On peut ne compter que sur la force ; on peut aussi mépriser la politique en se moquant d’examiner les ordres, en démissionnant de sa citoyenneté.
« Quatre des pièces prises à la cour des canons furent mises en batterie contre l’assemblée, deux sur la place de Bourgogne tournées vers la grille [de l’Assemblée Nationale], deux sur le pont de la Concorde, tournées vers le grand perron [du Palais Bourbon] En marge de cette instructive histoire, mettons un fait : ce 42e de ligne était le même régiment qui avait arrêté Louis Bonaparte à Boulogne. En 1840, ce régiment prêta main-forte à la loi contre le conspirateur ; en 1851, il prêta main-forte au conspirateur contre la loi. Beautés de l’obéissance passive. »
LE PERSONNEL POLITIQUE
Hugo décrit les rouages de la force militaire en marche mais aussi l’incurie des acteurs du coup d’Etat. En lisant le court extrait, ci-dessous, comment ne pas penser à toutes ces interviews hallucinantes de ministres et de députés du parti présidentiel, incapable de parler clairement et sans erreur des grands dossiers qu’ils sont censés porter, défendre… ? La ministre du Travail, la ministre de la Santé ont alimenté les bêtisiers pour des années. La dernière vidéo hallucinante ? Celle de l’interview, le 24 juillet dernier, de la député de la troisième circonscription de la Garonne, présidente du groupe de travail sur la réforme des retraites. Dans cette vidéo, cette ancienne cartomancienne s’avère incapable d’expliquer quoi que ce soit.
« S’adressant au commissaire [chargé de disperser la Haute Cour de justice, qui pourrait vouloir faire barrage au coup d’État], il reprit :
Il y a erreur. Ces noms là ne sont pas les nôtres. MM. Bérenger, Rocher et de Boissieux ont fait leur temps et ne sont plus juges de la Haute Cour ; quant à M. Hello, il est mort.
La Haute Cour en effet était temporaire et renouvelable ; le coup d’État brisait la Constitution, mais ne la connaissait pas. Le mandat signé Maupas était applicable à la précédente Haute Cour. Le coup d’État s’était fourvoyé sur une vieille liste. Etourderie d’assassins. »
N’a-t-on pas entendu et lu, partout, que l’actuel président de la République était un homme nouveau, qu’il allait bousculer le jeu politique encrouté !?

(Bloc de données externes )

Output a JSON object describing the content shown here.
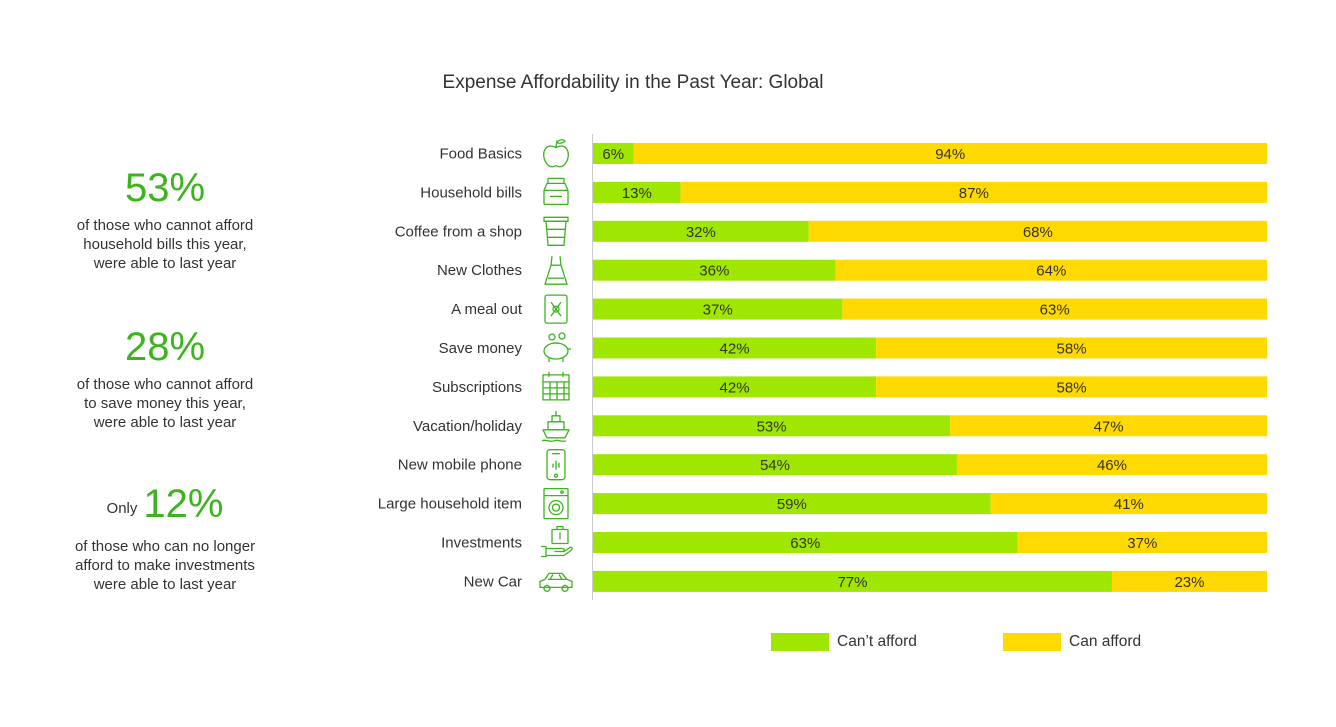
{
  "chart_data": {
    "type": "bar",
    "orientation": "horizontal",
    "stacked": true,
    "title": "Expense Affordability in the Past Year: Global",
    "categories": [
      "Food Basics",
      "Household bills",
      "Coffee from a shop",
      "New Clothes",
      "A meal out",
      "Save money",
      "Subscriptions",
      "Vacation/holiday",
      "New mobile phone",
      "Large household item",
      "Investments",
      "New Car"
    ],
    "series": [
      {
        "name": "Can’t afford",
        "color": "#9fe600",
        "values": [
          6,
          13,
          32,
          36,
          37,
          42,
          42,
          53,
          54,
          59,
          63,
          77
        ]
      },
      {
        "name": "Can afford",
        "color": "#ffd900",
        "values": [
          94,
          87,
          68,
          64,
          63,
          58,
          58,
          47,
          46,
          41,
          37,
          23
        ]
      }
    ],
    "value_suffix": "%",
    "xlim": [
      0,
      100
    ],
    "legend_position": "bottom",
    "grid": false,
    "icons": [
      "apple-icon",
      "bills-icon",
      "coffee-cup-icon",
      "dress-icon",
      "meal-icon",
      "piggy-bank-icon",
      "calendar-icon",
      "ship-icon",
      "mobile-phone-icon",
      "washing-machine-icon",
      "investment-icon",
      "car-icon"
    ]
  },
  "stats": [
    {
      "prefix": "",
      "value": "53%",
      "lines": [
        "of those who cannot afford",
        "household bills this year,",
        "were able to last year"
      ]
    },
    {
      "prefix": "",
      "value": "28%",
      "lines": [
        "of those who cannot afford",
        "to save money this year,",
        "were able to last year"
      ]
    },
    {
      "prefix": "Only",
      "value": "12%",
      "lines": [
        "of those who can no longer",
        "afford to make investments",
        "were able to last year"
      ]
    }
  ]
}
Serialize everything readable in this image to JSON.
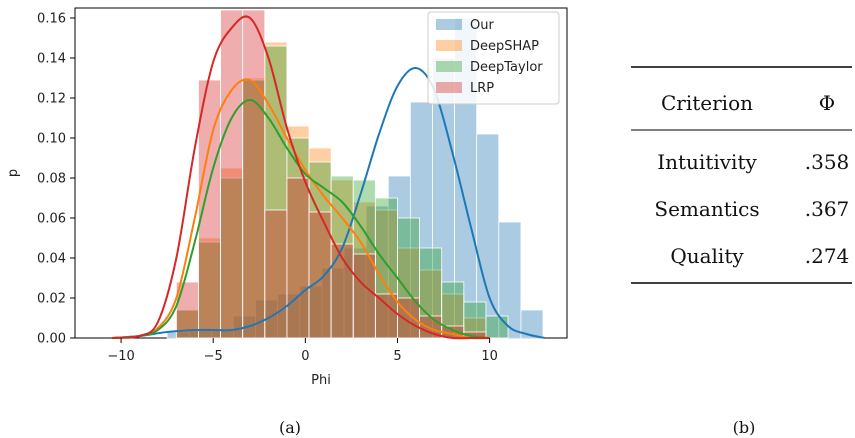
{
  "chart_data": [
    {
      "type": "histogram",
      "panel_label": "(a)",
      "xlabel": "Phi",
      "ylabel": "p",
      "xlim": [
        -12.5,
        14.2
      ],
      "ylim": [
        0,
        0.165
      ],
      "xticks": [
        -10,
        -5,
        0,
        5,
        10
      ],
      "yticks": [
        0.0,
        0.02,
        0.04,
        0.06,
        0.08,
        0.1,
        0.12,
        0.14,
        0.16
      ],
      "grid": false,
      "legend_position": "top-right",
      "series": [
        {
          "name": "Our",
          "color": "#1f77b4",
          "bin_start": -7.5,
          "bin_width": 1.2,
          "heights": [
            0.003,
            0.004,
            0.004,
            0.011,
            0.019,
            0.022,
            0.026,
            0.035,
            0.045,
            0.066,
            0.081,
            0.118,
            0.14,
            0.16,
            0.102,
            0.058,
            0.014
          ],
          "kde_x": [
            -10.5,
            -9,
            -7.5,
            -6,
            -5,
            -4,
            -3,
            -2,
            -1,
            0,
            1,
            2,
            3,
            4,
            5,
            6,
            7,
            8,
            9,
            10,
            11,
            12,
            13
          ],
          "kde_y": [
            0.0,
            0.001,
            0.003,
            0.004,
            0.004,
            0.004,
            0.006,
            0.01,
            0.016,
            0.024,
            0.031,
            0.045,
            0.072,
            0.102,
            0.126,
            0.135,
            0.124,
            0.092,
            0.055,
            0.02,
            0.006,
            0.002,
            0.0
          ]
        },
        {
          "name": "DeepSHAP",
          "color": "#ff7f0e",
          "bin_start": -7.0,
          "bin_width": 1.2,
          "heights": [
            0.014,
            0.05,
            0.085,
            0.13,
            0.148,
            0.106,
            0.095,
            0.079,
            0.068,
            0.064,
            0.045,
            0.034,
            0.022,
            0.01
          ],
          "kde_x": [
            -10.5,
            -9,
            -8,
            -7,
            -6,
            -5,
            -4,
            -3,
            -2,
            -1,
            0,
            1,
            2,
            3,
            4,
            5,
            6,
            7,
            8,
            9,
            10
          ],
          "kde_y": [
            0.0,
            0.001,
            0.005,
            0.02,
            0.06,
            0.104,
            0.124,
            0.129,
            0.117,
            0.1,
            0.084,
            0.071,
            0.06,
            0.048,
            0.032,
            0.018,
            0.009,
            0.004,
            0.002,
            0.0,
            0.0
          ]
        },
        {
          "name": "DeepTaylor",
          "color": "#2ca02c",
          "bin_start": -7.0,
          "bin_width": 1.2,
          "heights": [
            0.014,
            0.048,
            0.08,
            0.129,
            0.146,
            0.1,
            0.088,
            0.081,
            0.079,
            0.07,
            0.06,
            0.045,
            0.028,
            0.018,
            0.011
          ],
          "kde_x": [
            -10.5,
            -9,
            -8,
            -7,
            -6,
            -5,
            -4,
            -3,
            -2,
            -1,
            0,
            1,
            2,
            3,
            4,
            5,
            6,
            7,
            8,
            9,
            10
          ],
          "kde_y": [
            0.0,
            0.001,
            0.004,
            0.016,
            0.048,
            0.085,
            0.11,
            0.119,
            0.11,
            0.095,
            0.082,
            0.075,
            0.068,
            0.056,
            0.042,
            0.03,
            0.018,
            0.009,
            0.004,
            0.001,
            0.0
          ]
        },
        {
          "name": "LRP",
          "color": "#d62728",
          "bin_start": -7.0,
          "bin_width": 1.2,
          "heights": [
            0.028,
            0.129,
            0.164,
            0.164,
            0.064,
            0.08,
            0.063,
            0.047,
            0.042,
            0.022,
            0.02,
            0.011,
            0.006,
            0.003
          ],
          "kde_x": [
            -10.5,
            -9,
            -8,
            -7,
            -6,
            -5,
            -4,
            -3,
            -2,
            -1,
            0,
            1,
            2,
            3,
            4,
            5,
            6,
            7,
            8,
            9,
            10
          ],
          "kde_y": [
            0.0,
            0.001,
            0.008,
            0.04,
            0.095,
            0.138,
            0.155,
            0.16,
            0.14,
            0.105,
            0.078,
            0.058,
            0.04,
            0.028,
            0.02,
            0.012,
            0.006,
            0.002,
            0.0,
            0.0,
            0.0
          ]
        }
      ]
    },
    {
      "type": "table",
      "panel_label": "(b)",
      "header": [
        "Criterion",
        "Φ"
      ],
      "rows": [
        [
          "Intuitivity",
          ".358"
        ],
        [
          "Semantics",
          ".367"
        ],
        [
          "Quality",
          ".274"
        ]
      ]
    }
  ]
}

« Hommes nouveaux, c’est ainsi qu’ils s’appellent. Nouveaux, en effet ! Inattendus, étranges, inouïs, monstrueux ! Le parjure, l’iniquité, le vol, l’assassinat, érigés en départements ministériels, l’escroquerie appliquée au suffrage universel, le gouvernement par le faux, le devoir appelé crime, le crime appelé devoir, le cynisme riant dans l’atroce, c’est de tout cela qu’ils composent leur nouveauté.

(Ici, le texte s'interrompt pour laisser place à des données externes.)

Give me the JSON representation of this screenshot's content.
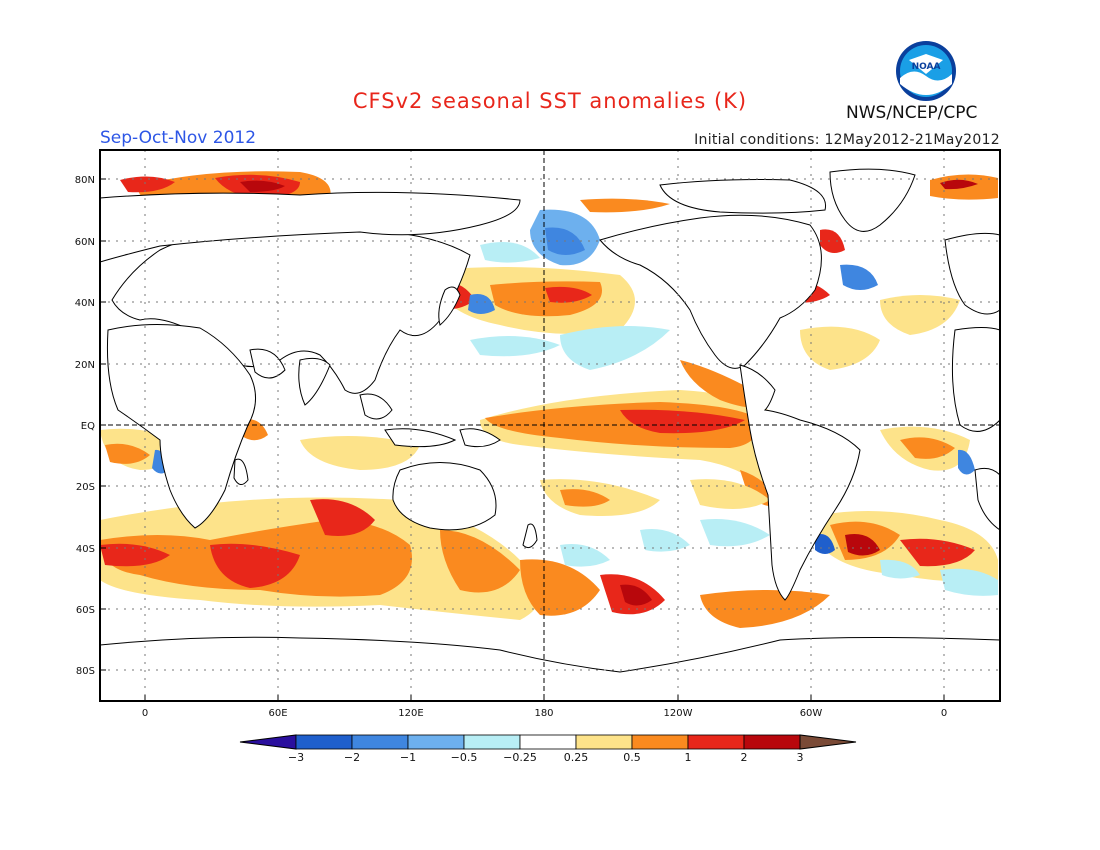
{
  "header": {
    "title": "CFSv2 seasonal SST anomalies (K)",
    "season": "Sep-Oct-Nov 2012",
    "initial_conditions": "Initial conditions: 12May2012-21May2012",
    "agency": "NWS/NCEP/CPC",
    "logo_text": "NOAA"
  },
  "map": {
    "lat_labels": [
      "80N",
      "60N",
      "40N",
      "20N",
      "EQ",
      "20S",
      "40S",
      "60S",
      "80S"
    ],
    "lon_labels": [
      "0",
      "60E",
      "120E",
      "180",
      "120W",
      "60W",
      "0"
    ]
  },
  "colorbar": {
    "labels": [
      "-3",
      "-2",
      "-1",
      "-0.5",
      "-0.25",
      "0.25",
      "0.5",
      "1",
      "2",
      "3"
    ],
    "colors": [
      "#2a0f9e",
      "#1f5fcc",
      "#3f86e0",
      "#6db0ee",
      "#b8eef5",
      "#ffffff",
      "#fde38a",
      "#fa8a1f",
      "#e8271a",
      "#b8070c",
      "#7a4a36"
    ]
  },
  "colors": {
    "title": "#e8261b",
    "season": "#2d56e6"
  }
}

Maintenant, c’est bien, ils ont réussi, ils ont le vent en poupe, ils s’en donnent à cœur joie. On a triché la France, on partage. La France est un sac, et l’on y met la main. Fouillez, pardieu, prenez pendant que vous y êtes, pêchez, puisez, pillez, volez ! L’un veut de l’argent, l’autre des places, l’autre un cordon au cou, l’autre une plume au chapeau, l’autre une broderie à la manche, l’autre des femmes, l’autre du pouvoir, l’autre des nouvelles pour la Bourse, l’autre un chemin de fer, l’autre du vin. Je crois bien qu’ils sont contents ! (...) Se rendre eux-mêmes parfaitement heureux, dévorer eux-mêmes les finances de l’état, vivre aux dépens du Trésor en fils de famille, cela s’appelle leur politique. Leur ambition a un vrai nom : c’est de la gloutonnerie. »

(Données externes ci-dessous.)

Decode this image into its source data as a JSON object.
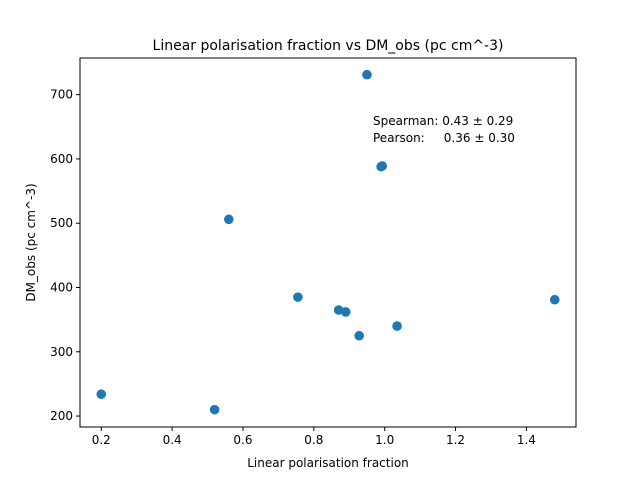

Alors qu’il ne lui fallait que des traitres et des girouettes – ainsi l’actuel ministre de l’Economie, qui n’a eu de cesse, pendant la dernière campagne présidentielle, de taper sur celui qui allait être élu, en mai 2017, dont il allait devenir ministre. Bref.
« [Dans l’entourage de Louis-Napoléon Bonaparte] il y avait Lacrosse, libéral passé clérical, un de ces conservateurs qui poussent l’ordre jusqu’à l’embaumement et la conservation jusqu’à la momie. Plus tard sénateur.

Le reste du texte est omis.